Mil gracias, señor Gonzo.

Con respecto a si salgo de cañas por ahí, por supuesto que salgo, que pa eso siempre hay tiempo.

De hecho, hoy ha caído una salida improvisada con Raúl a tomar unas Guinnes y (precisamente) hemos hablado (entre otras cosas) de que usted nos debe un Estocolmo.

Gonzalo Visedo dijo...

Pues el lunes o martes tengo que ver a mi entrañable y disoluto hermano sobre un tema de story boards, que pa eso el chaval tiene talento pa eso del dibujo y lo visual, y de paso enderazarle en la vida por una senda moral, así que espero poder verle.

Juanjo Ramírez dijo...

Eso está hecho, señor Gonzo.

Cayetana Altovoltaje dijo...

Todos tenemos pies de barro. La lección más valiosa que llevo aprendiendo desde que tengo 0 años es que hay que saber comprender, perdonar, y ponerse en el lugar del otro. Porque hoy igual me falla ese amigo, pero mañana igual le fallo yo.

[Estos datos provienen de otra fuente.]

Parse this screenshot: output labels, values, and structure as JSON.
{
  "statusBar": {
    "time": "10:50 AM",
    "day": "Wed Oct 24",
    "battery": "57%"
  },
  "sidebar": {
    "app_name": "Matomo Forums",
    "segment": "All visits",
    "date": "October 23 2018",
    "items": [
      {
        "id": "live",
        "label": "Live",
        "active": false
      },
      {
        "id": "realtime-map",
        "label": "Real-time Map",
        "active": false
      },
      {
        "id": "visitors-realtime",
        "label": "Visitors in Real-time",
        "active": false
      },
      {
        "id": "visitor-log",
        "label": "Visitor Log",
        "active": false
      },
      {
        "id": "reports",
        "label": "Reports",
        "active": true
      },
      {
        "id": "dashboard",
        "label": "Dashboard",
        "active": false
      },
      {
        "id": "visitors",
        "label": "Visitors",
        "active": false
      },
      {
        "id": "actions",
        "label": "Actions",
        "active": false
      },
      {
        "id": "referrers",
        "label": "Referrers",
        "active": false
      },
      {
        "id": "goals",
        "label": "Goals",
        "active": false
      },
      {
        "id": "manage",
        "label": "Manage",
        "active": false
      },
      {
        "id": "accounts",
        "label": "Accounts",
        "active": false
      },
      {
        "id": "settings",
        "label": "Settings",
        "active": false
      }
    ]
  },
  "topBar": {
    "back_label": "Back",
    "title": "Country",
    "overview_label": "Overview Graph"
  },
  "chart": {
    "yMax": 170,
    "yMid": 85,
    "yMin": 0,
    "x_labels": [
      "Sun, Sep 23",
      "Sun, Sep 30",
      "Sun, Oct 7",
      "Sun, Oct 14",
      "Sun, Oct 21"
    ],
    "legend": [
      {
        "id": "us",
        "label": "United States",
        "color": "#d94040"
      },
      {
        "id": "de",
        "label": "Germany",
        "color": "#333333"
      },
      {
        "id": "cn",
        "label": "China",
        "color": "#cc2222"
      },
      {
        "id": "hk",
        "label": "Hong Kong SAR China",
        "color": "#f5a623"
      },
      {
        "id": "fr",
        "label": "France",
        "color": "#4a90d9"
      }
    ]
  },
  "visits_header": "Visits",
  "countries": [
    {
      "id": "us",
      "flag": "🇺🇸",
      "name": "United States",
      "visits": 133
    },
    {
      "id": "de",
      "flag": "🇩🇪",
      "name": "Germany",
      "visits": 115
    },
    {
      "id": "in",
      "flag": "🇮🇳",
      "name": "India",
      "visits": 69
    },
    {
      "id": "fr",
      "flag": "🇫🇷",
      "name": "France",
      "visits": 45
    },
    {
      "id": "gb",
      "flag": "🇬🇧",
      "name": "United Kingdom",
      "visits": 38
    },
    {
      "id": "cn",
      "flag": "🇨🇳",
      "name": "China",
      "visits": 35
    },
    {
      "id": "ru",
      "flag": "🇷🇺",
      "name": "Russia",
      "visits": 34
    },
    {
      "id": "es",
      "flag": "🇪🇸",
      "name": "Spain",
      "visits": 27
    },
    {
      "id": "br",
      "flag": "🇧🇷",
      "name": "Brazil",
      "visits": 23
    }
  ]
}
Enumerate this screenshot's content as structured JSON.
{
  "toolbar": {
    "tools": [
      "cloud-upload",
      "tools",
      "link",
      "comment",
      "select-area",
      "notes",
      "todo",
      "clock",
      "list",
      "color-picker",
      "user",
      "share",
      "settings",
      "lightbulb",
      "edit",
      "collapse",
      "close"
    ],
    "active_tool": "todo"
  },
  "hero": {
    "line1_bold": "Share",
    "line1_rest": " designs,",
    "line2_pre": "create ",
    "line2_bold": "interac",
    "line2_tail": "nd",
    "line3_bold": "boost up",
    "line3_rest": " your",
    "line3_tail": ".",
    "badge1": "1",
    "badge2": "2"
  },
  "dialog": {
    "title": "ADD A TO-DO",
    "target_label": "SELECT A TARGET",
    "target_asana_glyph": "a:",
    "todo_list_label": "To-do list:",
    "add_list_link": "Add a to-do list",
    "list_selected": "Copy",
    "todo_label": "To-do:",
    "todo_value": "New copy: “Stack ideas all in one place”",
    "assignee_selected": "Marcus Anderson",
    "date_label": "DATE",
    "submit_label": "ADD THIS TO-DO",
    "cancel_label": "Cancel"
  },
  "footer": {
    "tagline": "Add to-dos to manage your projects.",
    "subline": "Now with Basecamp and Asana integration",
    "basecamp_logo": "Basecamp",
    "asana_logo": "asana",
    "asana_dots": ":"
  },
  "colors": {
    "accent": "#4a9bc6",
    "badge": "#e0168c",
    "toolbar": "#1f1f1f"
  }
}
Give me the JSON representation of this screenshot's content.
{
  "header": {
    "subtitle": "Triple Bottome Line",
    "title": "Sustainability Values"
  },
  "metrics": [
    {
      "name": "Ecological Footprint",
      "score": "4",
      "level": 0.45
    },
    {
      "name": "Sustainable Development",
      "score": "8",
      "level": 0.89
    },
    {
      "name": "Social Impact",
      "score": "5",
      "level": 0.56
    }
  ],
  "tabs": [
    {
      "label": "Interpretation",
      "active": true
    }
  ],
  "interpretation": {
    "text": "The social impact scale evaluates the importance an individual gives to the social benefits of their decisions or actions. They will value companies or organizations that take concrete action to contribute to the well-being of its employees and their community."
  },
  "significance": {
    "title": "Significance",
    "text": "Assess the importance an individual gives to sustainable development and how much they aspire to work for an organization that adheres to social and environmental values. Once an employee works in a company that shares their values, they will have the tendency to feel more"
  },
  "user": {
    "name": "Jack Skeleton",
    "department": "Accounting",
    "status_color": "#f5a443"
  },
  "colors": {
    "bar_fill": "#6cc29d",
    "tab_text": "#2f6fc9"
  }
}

Pero tu artículo dice muchas más cosas fascinantes. Mi hermano, una de las personas más buenazas que conozco, se pasó su infancia arrancándole alas a las moscas y patas a los saltamontes y estudiando sus reacciones. Yo me limitaba a ser espectadora pasiva. Salvo el día que le convencí para que le diera un cigarrillo a un sapo, porque me habían dicho que explotaban.

Era cierto.

Tuvimos una infancia bastante salvaje.